「啊!」
溫言一路狂跑去換衣了,季應祈說冷陽心眼小,被姑娘擰一下能有多疼,還記著。
冷陽把袖子撩起來給他看,一塊紫青肉,季應祈尷尬,怪不得記著,看著挺疼。
正在臨摹字帖的沈確,看到溫言風風火火跑進來換衣,問她怎麼了,
「還不是你的好連襟,居然給我塞蟲子!」
溫言在屏風後面脫光了衣,跳來跳去,生怕還有東西在身上。
沈確搖頭,冷陽昨日就不經意間把手臂給他看,他都有些不好意思,
「你以後少欺負他些。」
「什麼!有沒有搞錯,你幫他不幫我,還有,什麼叫我欺負他,明明是他在欺負我!」
「我的意思是,你對上他要吃虧。」
「哼,寫你的字吧,只會體貼別人,有你沒你,沒差。」
沈確嘆氣,放下手中筆,
「走,我替你出氣去。」
「這還差不多。」
只是才出了寢宮,就有人來稟報宮外出了亂子,紅蓮教教眾煽動民眾鬧事,抓了許多男人,說要處刑。
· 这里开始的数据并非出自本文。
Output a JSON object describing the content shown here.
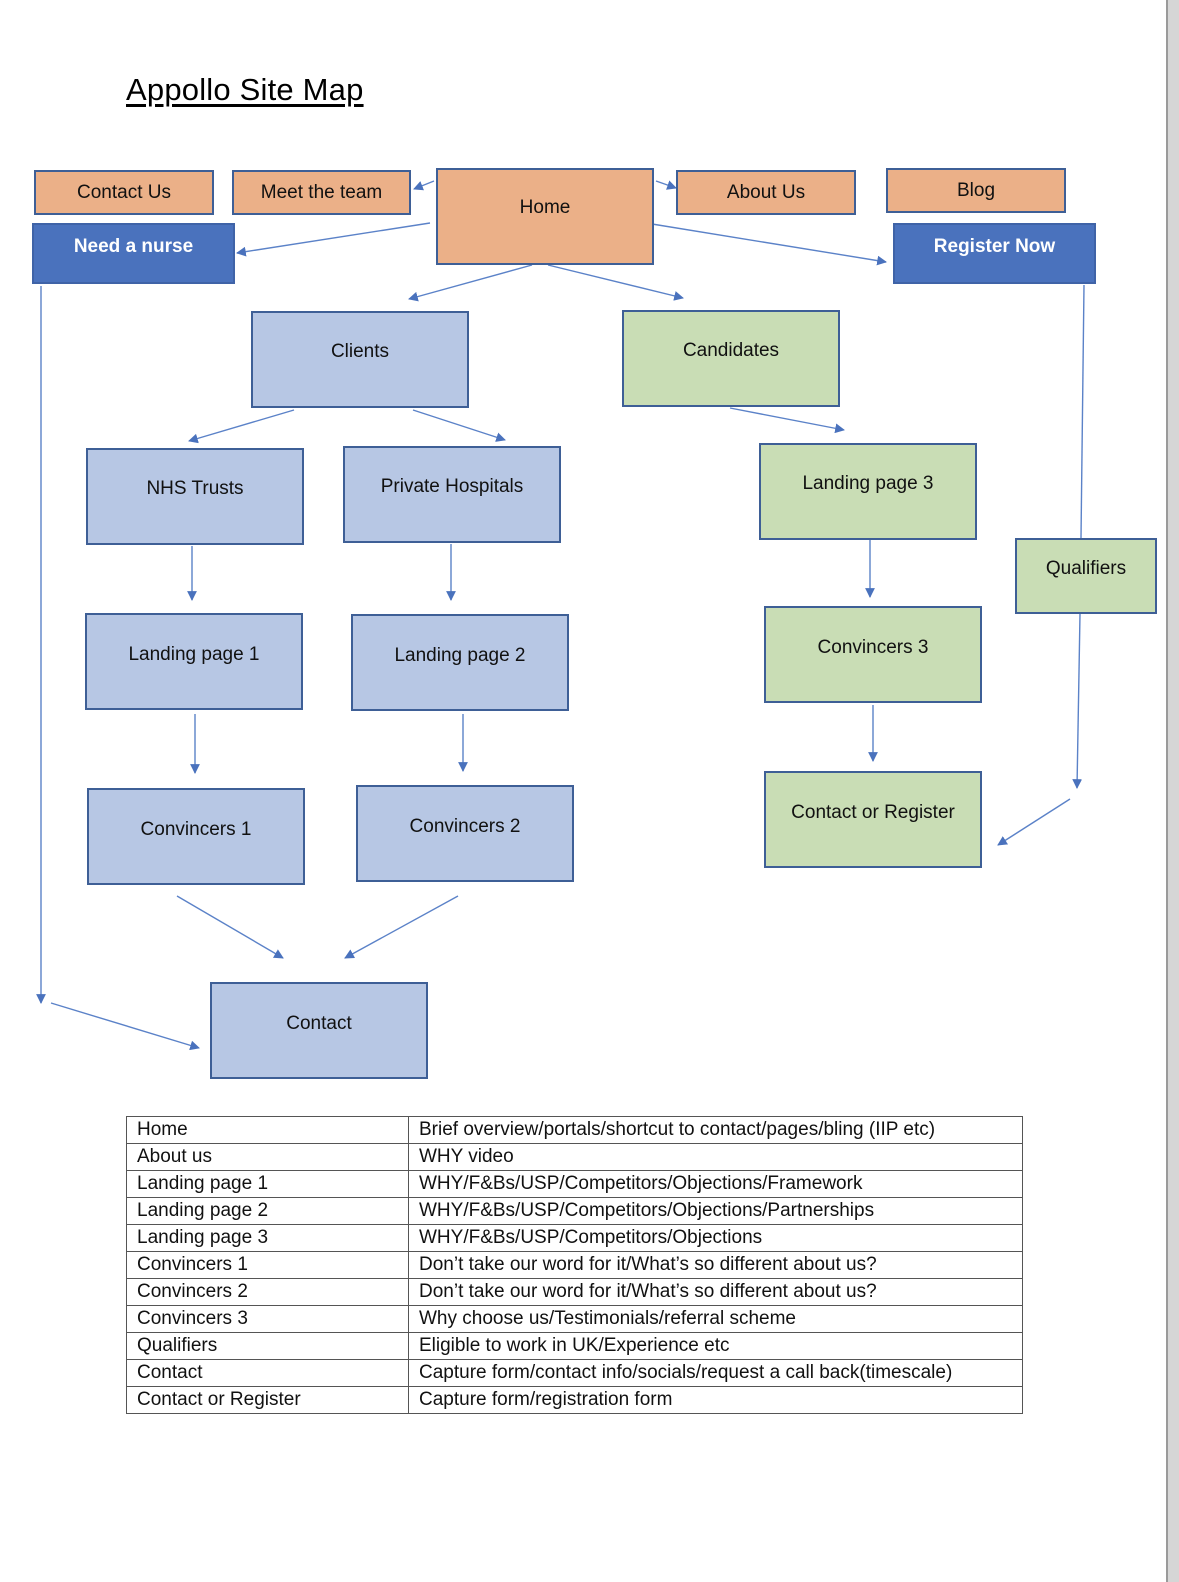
{
  "title": "Appollo Site Map",
  "nodes": {
    "contact_us": "Contact Us",
    "meet_the_team": "Meet the team",
    "home": "Home",
    "about_us": "About Us",
    "blog": "Blog",
    "need_a_nurse": "Need a nurse",
    "register_now": "Register Now",
    "clients": "Clients",
    "candidates": "Candidates",
    "nhs_trusts": "NHS Trusts",
    "private_hospitals": "Private Hospitals",
    "landing_page_1": "Landing page 1",
    "landing_page_2": "Landing page 2",
    "landing_page_3": "Landing page 3",
    "qualifiers": "Qualifiers",
    "convincers_1": "Convincers 1",
    "convincers_2": "Convincers 2",
    "convincers_3": "Convincers 3",
    "contact_or_register": "Contact or Register",
    "contact": "Contact"
  },
  "edges": [
    [
      "home",
      "meet_the_team"
    ],
    [
      "home",
      "about_us"
    ],
    [
      "home",
      "need_a_nurse"
    ],
    [
      "home",
      "register_now"
    ],
    [
      "home",
      "clients"
    ],
    [
      "home",
      "candidates"
    ],
    [
      "clients",
      "nhs_trusts"
    ],
    [
      "clients",
      "private_hospitals"
    ],
    [
      "nhs_trusts",
      "landing_page_1"
    ],
    [
      "private_hospitals",
      "landing_page_2"
    ],
    [
      "landing_page_1",
      "convincers_1"
    ],
    [
      "landing_page_2",
      "convincers_2"
    ],
    [
      "convincers_1",
      "contact"
    ],
    [
      "convincers_2",
      "contact"
    ],
    [
      "need_a_nurse",
      "contact"
    ],
    [
      "candidates",
      "landing_page_3"
    ],
    [
      "landing_page_3",
      "convincers_3"
    ],
    [
      "convincers_3",
      "contact_or_register"
    ],
    [
      "register_now",
      "qualifiers"
    ],
    [
      "qualifiers",
      "contact_or_register"
    ]
  ],
  "colors": {
    "orange": "#ebb088",
    "blue": "#4a72bd",
    "light_blue": "#b7c7e4",
    "green": "#c9ddb5",
    "arrow": "#4a72bd"
  },
  "table": {
    "rows": [
      {
        "page": "Home",
        "content": "Brief overview/portals/shortcut to contact/pages/bling (IIP etc)"
      },
      {
        "page": "About us",
        "content": "WHY video"
      },
      {
        "page": "Landing page 1",
        "content": "WHY/F&Bs/USP/Competitors/Objections/Framework"
      },
      {
        "page": "Landing page 2",
        "content": "WHY/F&Bs/USP/Competitors/Objections/Partnerships"
      },
      {
        "page": "Landing page 3",
        "content": "WHY/F&Bs/USP/Competitors/Objections"
      },
      {
        "page": "Convincers 1",
        "content": "Don’t take our word for it/What’s so different about us?"
      },
      {
        "page": "Convincers 2",
        "content": "Don’t take our word for it/What’s so different about us?"
      },
      {
        "page": "Convincers 3",
        "content": "Why choose us/Testimonials/referral scheme"
      },
      {
        "page": "Qualifiers",
        "content": "Eligible to work in UK/Experience etc"
      },
      {
        "page": "Contact",
        "content": "Capture form/contact info/socials/request a call back(timescale)"
      },
      {
        "page": "Contact or Register",
        "content": "Capture form/registration form"
      }
    ]
  }
}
在王都的日子裡,溫言聽過這紅蓮教的厲害,什麼教主法力無邊啦,什麼信紅蓮教長壽啦,更誇張的是,說紅蓮教還能讓人起死回生。
這個教,只收女弟子,曾今遊街的時候,溫言有幸見到過她們的教主,是個童顏的少女,但據說她已經有百歲。
紅蓮教的口號是,殺盡天下負心男。
沈確聽完,覺得這個教主心理有問題,評價道,
「只殺負心男,不殺負心女,這是偏見。」
「這是為了篩選受過情傷的女子,你當什麼真。」
「她聚這些女子有何用?」
「去看看不就知道了。」
溫言又換了一身不那麼顯眼的衣裳,高冠取下,挽了看起來很溫柔的髮髻。
沈確和她帶了六個侍衛出宮。
一處空地上,被綁著十幾個男人,有錦衣也有布衣,有長得清秀,也有長得醜。
空地的對麵茶樓以及妓院樓,坐滿了許多看熱鬧的人。